You don’t answer. You turn to look down the road, the cars you know by heart lining it and turn back to him and his car.

They’re out of place.

They don’t belong.

And he’s talking again, “I know. It’s crazy. I thought it was just me and that Neville guy left,” his words turn your head back to him as he gives a nervous laugh and asks, “You’ve heard his broadcast?”

A nod drops your chin and you take a step forward. He relaxes some and lowers the gun to hang loosely from his hand before adding, “I’m headed there myself. Thought I’d stop and get some supplies and when I heard you pull up I couldn’t freakin’ believe it.”

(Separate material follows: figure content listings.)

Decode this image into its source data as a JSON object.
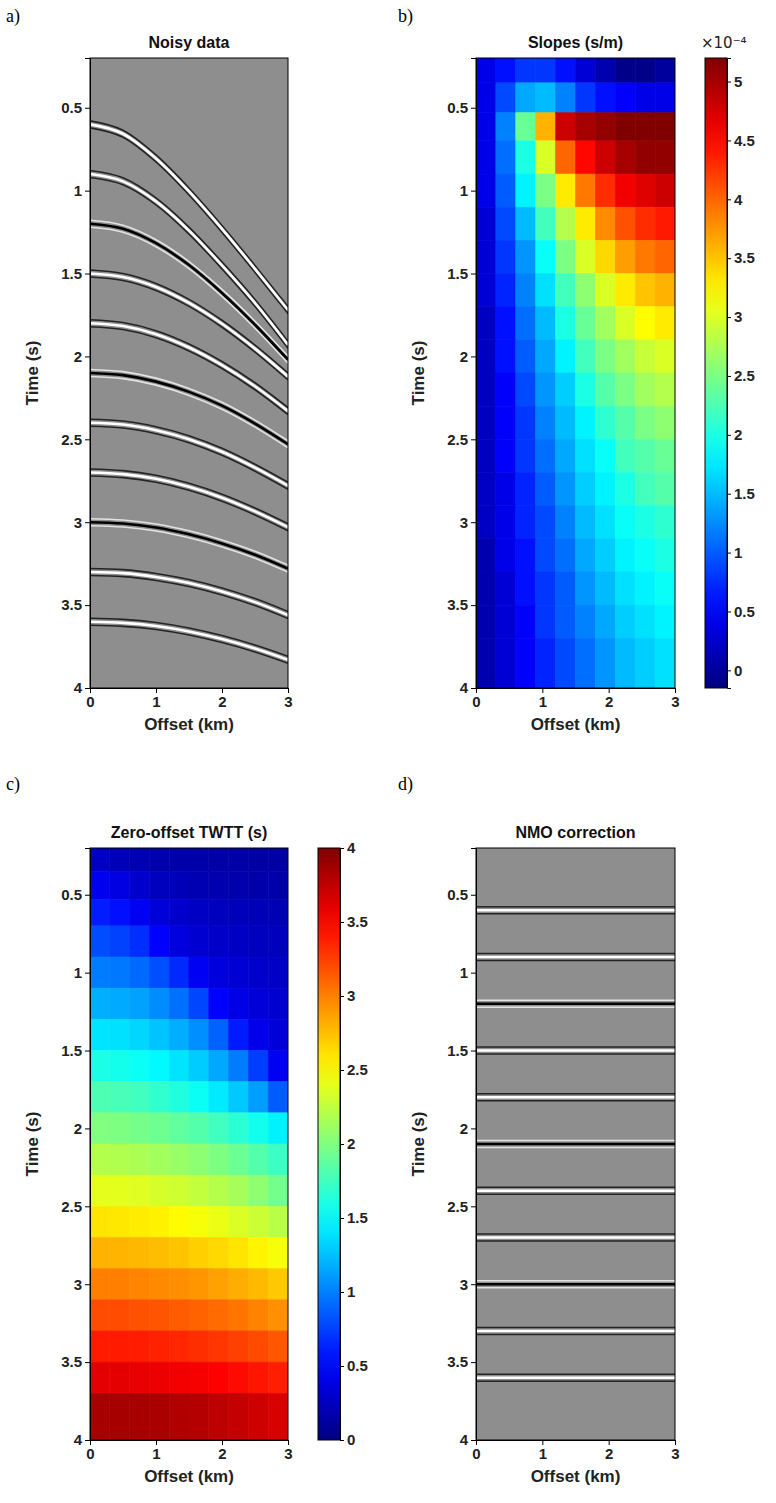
{
  "chart_data": [
    {
      "type": "line",
      "panel_label": "a)",
      "title": "Noisy data",
      "x_label": "Offset (km)",
      "y_label": "Time (s)",
      "xlim": [
        0,
        3
      ],
      "ylim": [
        0.2,
        4
      ],
      "xticks": [
        0,
        1,
        2,
        3
      ],
      "yticks": [
        0.5,
        1,
        1.5,
        2,
        2.5,
        3,
        3.5,
        4
      ],
      "x": [
        0,
        0.5,
        1,
        1.5,
        2,
        2.5,
        3
      ],
      "series": [
        {
          "color": "white",
          "values": [
            0.6,
            0.657,
            0.806,
            1.005,
            1.231,
            1.472,
            1.72
          ]
        },
        {
          "color": "white",
          "values": [
            0.9,
            0.944,
            1.065,
            1.241,
            1.451,
            1.678,
            1.93
          ]
        },
        {
          "color": "black",
          "values": [
            1.2,
            1.23,
            1.317,
            1.449,
            1.617,
            1.809,
            2.02
          ]
        },
        {
          "color": "white",
          "values": [
            1.5,
            1.521,
            1.581,
            1.677,
            1.803,
            1.953,
            2.121
          ]
        },
        {
          "color": "white",
          "values": [
            1.8,
            1.817,
            1.866,
            1.946,
            2.052,
            2.18,
            2.33
          ]
        },
        {
          "color": "black",
          "values": [
            2.1,
            2.113,
            2.152,
            2.214,
            2.297,
            2.405,
            2.53
          ]
        },
        {
          "color": "white",
          "values": [
            2.4,
            2.411,
            2.445,
            2.499,
            2.575,
            2.671,
            2.78
          ]
        },
        {
          "color": "white",
          "values": [
            2.7,
            2.71,
            2.738,
            2.786,
            2.852,
            2.935,
            3.03
          ]
        },
        {
          "color": "black",
          "values": [
            3.0,
            3.008,
            3.032,
            3.073,
            3.128,
            3.196,
            3.28
          ]
        },
        {
          "color": "white",
          "values": [
            3.3,
            3.307,
            3.33,
            3.367,
            3.418,
            3.482,
            3.56
          ]
        },
        {
          "color": "white",
          "values": [
            3.6,
            3.607,
            3.626,
            3.659,
            3.705,
            3.762,
            3.83
          ]
        }
      ]
    },
    {
      "type": "heatmap",
      "panel_label": "b)",
      "title": "Slopes (s/m)",
      "x_label": "Offset (km)",
      "y_label": "Time (s)",
      "xlim": [
        0,
        3
      ],
      "ylim": [
        0.2,
        4
      ],
      "xticks": [
        0,
        1,
        2,
        3
      ],
      "yticks": [
        0.5,
        1,
        1.5,
        2,
        2.5,
        3,
        3.5,
        4
      ],
      "x_bins": [
        0,
        0.3,
        0.6,
        0.9,
        1.2,
        1.5,
        1.8,
        2.1,
        2.4,
        2.7,
        3
      ],
      "y_bins": [
        0.2,
        0.35,
        0.53,
        0.7,
        0.9,
        1.1,
        1.3,
        1.5,
        1.7,
        1.9,
        2.1,
        2.3,
        2.5,
        2.7,
        2.9,
        3.1,
        3.3,
        3.5,
        3.7,
        4
      ],
      "values": [
        [
          0.4,
          0.6,
          0.8,
          0.8,
          0.6,
          0.3,
          0.1,
          -0.1,
          -0.1,
          0.0
        ],
        [
          0.4,
          0.9,
          1.4,
          1.5,
          1.2,
          0.8,
          0.6,
          0.5,
          0.4,
          0.4
        ],
        [
          0.4,
          1.2,
          2.4,
          3.6,
          4.8,
          5.0,
          5.1,
          5.2,
          5.2,
          5.2
        ],
        [
          0.4,
          1.1,
          2.0,
          3.0,
          4.0,
          4.5,
          4.8,
          5.0,
          5.1,
          5.1
        ],
        [
          0.4,
          1.0,
          1.8,
          2.5,
          3.3,
          3.9,
          4.3,
          4.6,
          4.7,
          4.8
        ],
        [
          0.3,
          0.9,
          1.5,
          2.2,
          2.8,
          3.3,
          3.8,
          4.1,
          4.3,
          4.4
        ],
        [
          0.3,
          0.8,
          1.3,
          1.9,
          2.5,
          3.0,
          3.4,
          3.7,
          3.9,
          4.0
        ],
        [
          0.3,
          0.7,
          1.2,
          1.7,
          2.2,
          2.6,
          3.0,
          3.3,
          3.5,
          3.6
        ],
        [
          0.2,
          0.6,
          1.1,
          1.5,
          2.0,
          2.4,
          2.7,
          3.0,
          3.2,
          3.3
        ],
        [
          0.2,
          0.6,
          1.0,
          1.4,
          1.8,
          2.2,
          2.5,
          2.7,
          2.9,
          3.0
        ],
        [
          0.2,
          0.5,
          0.9,
          1.3,
          1.6,
          2.0,
          2.3,
          2.5,
          2.7,
          2.8
        ],
        [
          0.2,
          0.5,
          0.8,
          1.2,
          1.5,
          1.8,
          2.1,
          2.3,
          2.5,
          2.6
        ],
        [
          0.2,
          0.5,
          0.8,
          1.1,
          1.4,
          1.7,
          1.9,
          2.2,
          2.3,
          2.4
        ],
        [
          0.2,
          0.4,
          0.7,
          1.0,
          1.3,
          1.6,
          1.8,
          2.0,
          2.2,
          2.3
        ],
        [
          0.2,
          0.4,
          0.7,
          0.9,
          1.2,
          1.5,
          1.7,
          1.9,
          2.0,
          2.1
        ],
        [
          0.1,
          0.4,
          0.6,
          0.9,
          1.1,
          1.4,
          1.6,
          1.8,
          1.9,
          2.0
        ],
        [
          0.1,
          0.3,
          0.6,
          0.8,
          1.0,
          1.3,
          1.5,
          1.7,
          1.8,
          1.9
        ],
        [
          0.1,
          0.3,
          0.5,
          0.8,
          1.0,
          1.2,
          1.4,
          1.6,
          1.7,
          1.8
        ],
        [
          0.1,
          0.3,
          0.5,
          0.7,
          0.9,
          1.1,
          1.3,
          1.5,
          1.6,
          1.7
        ]
      ],
      "colorbar": {
        "range": [
          -0.15,
          5.2
        ],
        "ticks": [
          0,
          0.5,
          1,
          1.5,
          2,
          2.5,
          3,
          3.5,
          4,
          4.5,
          5
        ],
        "multiplier": "×10⁻⁴"
      }
    },
    {
      "type": "heatmap",
      "panel_label": "c)",
      "title": "Zero-offset TWTT (s)",
      "x_label": "Offset (km)",
      "y_label": "Time (s)",
      "xlim": [
        0,
        3
      ],
      "ylim": [
        0.2,
        4
      ],
      "xticks": [
        0,
        1,
        2,
        3
      ],
      "yticks": [
        0.5,
        1,
        1.5,
        2,
        2.5,
        3,
        3.5,
        4
      ],
      "x_bins": [
        0,
        0.3,
        0.6,
        0.9,
        1.2,
        1.5,
        1.8,
        2.1,
        2.4,
        2.7,
        3
      ],
      "y_bins": [
        0.2,
        0.35,
        0.53,
        0.7,
        0.9,
        1.1,
        1.3,
        1.5,
        1.7,
        1.9,
        2.1,
        2.3,
        2.5,
        2.7,
        2.9,
        3.1,
        3.3,
        3.5,
        3.7,
        4
      ],
      "values": [
        [
          0.27,
          0.22,
          0.2,
          0.18,
          0.17,
          0.16,
          0.15,
          0.15,
          0.14,
          0.14
        ],
        [
          0.44,
          0.38,
          0.3,
          0.25,
          0.22,
          0.2,
          0.19,
          0.18,
          0.17,
          0.17
        ],
        [
          0.61,
          0.56,
          0.45,
          0.35,
          0.3,
          0.27,
          0.25,
          0.23,
          0.22,
          0.21
        ],
        [
          0.8,
          0.76,
          0.68,
          0.5,
          0.37,
          0.32,
          0.29,
          0.27,
          0.25,
          0.24
        ],
        [
          0.99,
          0.97,
          0.91,
          0.81,
          0.66,
          0.45,
          0.37,
          0.33,
          0.3,
          0.28
        ],
        [
          1.19,
          1.17,
          1.13,
          1.05,
          0.94,
          0.77,
          0.5,
          0.4,
          0.35,
          0.32
        ],
        [
          1.4,
          1.38,
          1.34,
          1.27,
          1.18,
          1.06,
          0.89,
          0.6,
          0.42,
          0.36
        ],
        [
          1.6,
          1.58,
          1.54,
          1.48,
          1.4,
          1.3,
          1.16,
          0.99,
          0.74,
          0.45
        ],
        [
          1.8,
          1.78,
          1.75,
          1.69,
          1.62,
          1.54,
          1.42,
          1.29,
          1.12,
          0.86
        ],
        [
          2.0,
          1.99,
          1.96,
          1.93,
          1.88,
          1.83,
          1.75,
          1.67,
          1.57,
          1.45
        ],
        [
          2.2,
          2.19,
          2.17,
          2.14,
          2.1,
          2.05,
          1.99,
          1.92,
          1.83,
          1.73
        ],
        [
          2.4,
          2.39,
          2.37,
          2.34,
          2.31,
          2.26,
          2.21,
          2.15,
          2.06,
          1.95
        ],
        [
          2.6,
          2.59,
          2.57,
          2.55,
          2.51,
          2.47,
          2.42,
          2.36,
          2.3,
          2.22
        ],
        [
          2.8,
          2.79,
          2.78,
          2.76,
          2.73,
          2.69,
          2.65,
          2.6,
          2.54,
          2.47
        ],
        [
          3.0,
          3.0,
          2.98,
          2.96,
          2.94,
          2.91,
          2.87,
          2.82,
          2.77,
          2.71
        ],
        [
          3.2,
          3.2,
          3.18,
          3.17,
          3.14,
          3.11,
          3.08,
          3.04,
          2.99,
          2.93
        ],
        [
          3.4,
          3.4,
          3.39,
          3.37,
          3.35,
          3.32,
          3.29,
          3.25,
          3.21,
          3.16
        ],
        [
          3.6,
          3.6,
          3.59,
          3.57,
          3.55,
          3.53,
          3.5,
          3.46,
          3.42,
          3.38
        ],
        [
          3.85,
          3.85,
          3.84,
          3.83,
          3.81,
          3.79,
          3.76,
          3.73,
          3.69,
          3.65
        ]
      ],
      "colorbar": {
        "range": [
          0,
          4
        ],
        "ticks": [
          0,
          0.5,
          1,
          1.5,
          2,
          2.5,
          3,
          3.5,
          4
        ]
      }
    },
    {
      "type": "line",
      "panel_label": "d)",
      "title": "NMO correction",
      "x_label": "Offset (km)",
      "y_label": "Time (s)",
      "xlim": [
        0,
        3
      ],
      "ylim": [
        0.2,
        4
      ],
      "xticks": [
        0,
        1,
        2,
        3
      ],
      "yticks": [
        0.5,
        1,
        1.5,
        2,
        2.5,
        3,
        3.5,
        4
      ],
      "x": [
        0,
        3
      ],
      "series": [
        {
          "color": "white",
          "values": [
            0.6,
            0.6
          ]
        },
        {
          "color": "white",
          "values": [
            0.9,
            0.9
          ]
        },
        {
          "color": "black",
          "values": [
            1.2,
            1.2
          ]
        },
        {
          "color": "white",
          "values": [
            1.5,
            1.5
          ]
        },
        {
          "color": "white",
          "values": [
            1.8,
            1.8
          ]
        },
        {
          "color": "black",
          "values": [
            2.1,
            2.1
          ]
        },
        {
          "color": "white",
          "values": [
            2.4,
            2.4
          ]
        },
        {
          "color": "white",
          "values": [
            2.7,
            2.7
          ]
        },
        {
          "color": "black",
          "values": [
            3.0,
            3.0
          ]
        },
        {
          "color": "white",
          "values": [
            3.3,
            3.3
          ]
        },
        {
          "color": "white",
          "values": [
            3.6,
            3.6
          ]
        }
      ]
    }
  ]
}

The smile he flashes you is attractive and it’s almost enough to stop you.

Make you hesitate.

But you don’t and you step into him, axe lifting from your shoulder and dropping down before you bring it up and sink it deep into his upper chest. He sputters and gags when you yank the axe free and he stumbles back, gun falling from his hand and the shock clearly written across that attractive face. You move into him and bring the axe forward and he goes down.

The axe follows the movement.

It continues to fall until the blade hits asphalt and you’re covered in warm blood and breathing hard. Those green eyes are sightless, his features slack and there’s a hole where his chest should be. You turn away from him and back to his car, searching the interior for his keys before you give up and head back to the body. You fumble in his pockets before you find them in the pocket of his jeans and drag the jingling mass free and open the trunk of the car.

The array of weapons impresses even you and you slam the trunk lid, rocking the car before opening the back passenger door. A wide bench seat greets you and you smile before moving back to the body and grab his leather jacket. He’s heavier then you thought he’d be, but you manage him easily enough into the back seat and drive his car around to the back of the grocery story.

You park it out of sight (out of sight, out of mind) and make your way back towards the front of the building. You stop long enough to retrieve your axe before you head into the store to stock up on your weekly supplies.

You’re not sure why you keep them here.

Perhaps you like the routine of it.

And the routine is what keeps you safe.

It’s what keeps you sane.


Note :: I was asked to avoid the cliché. How’d I do?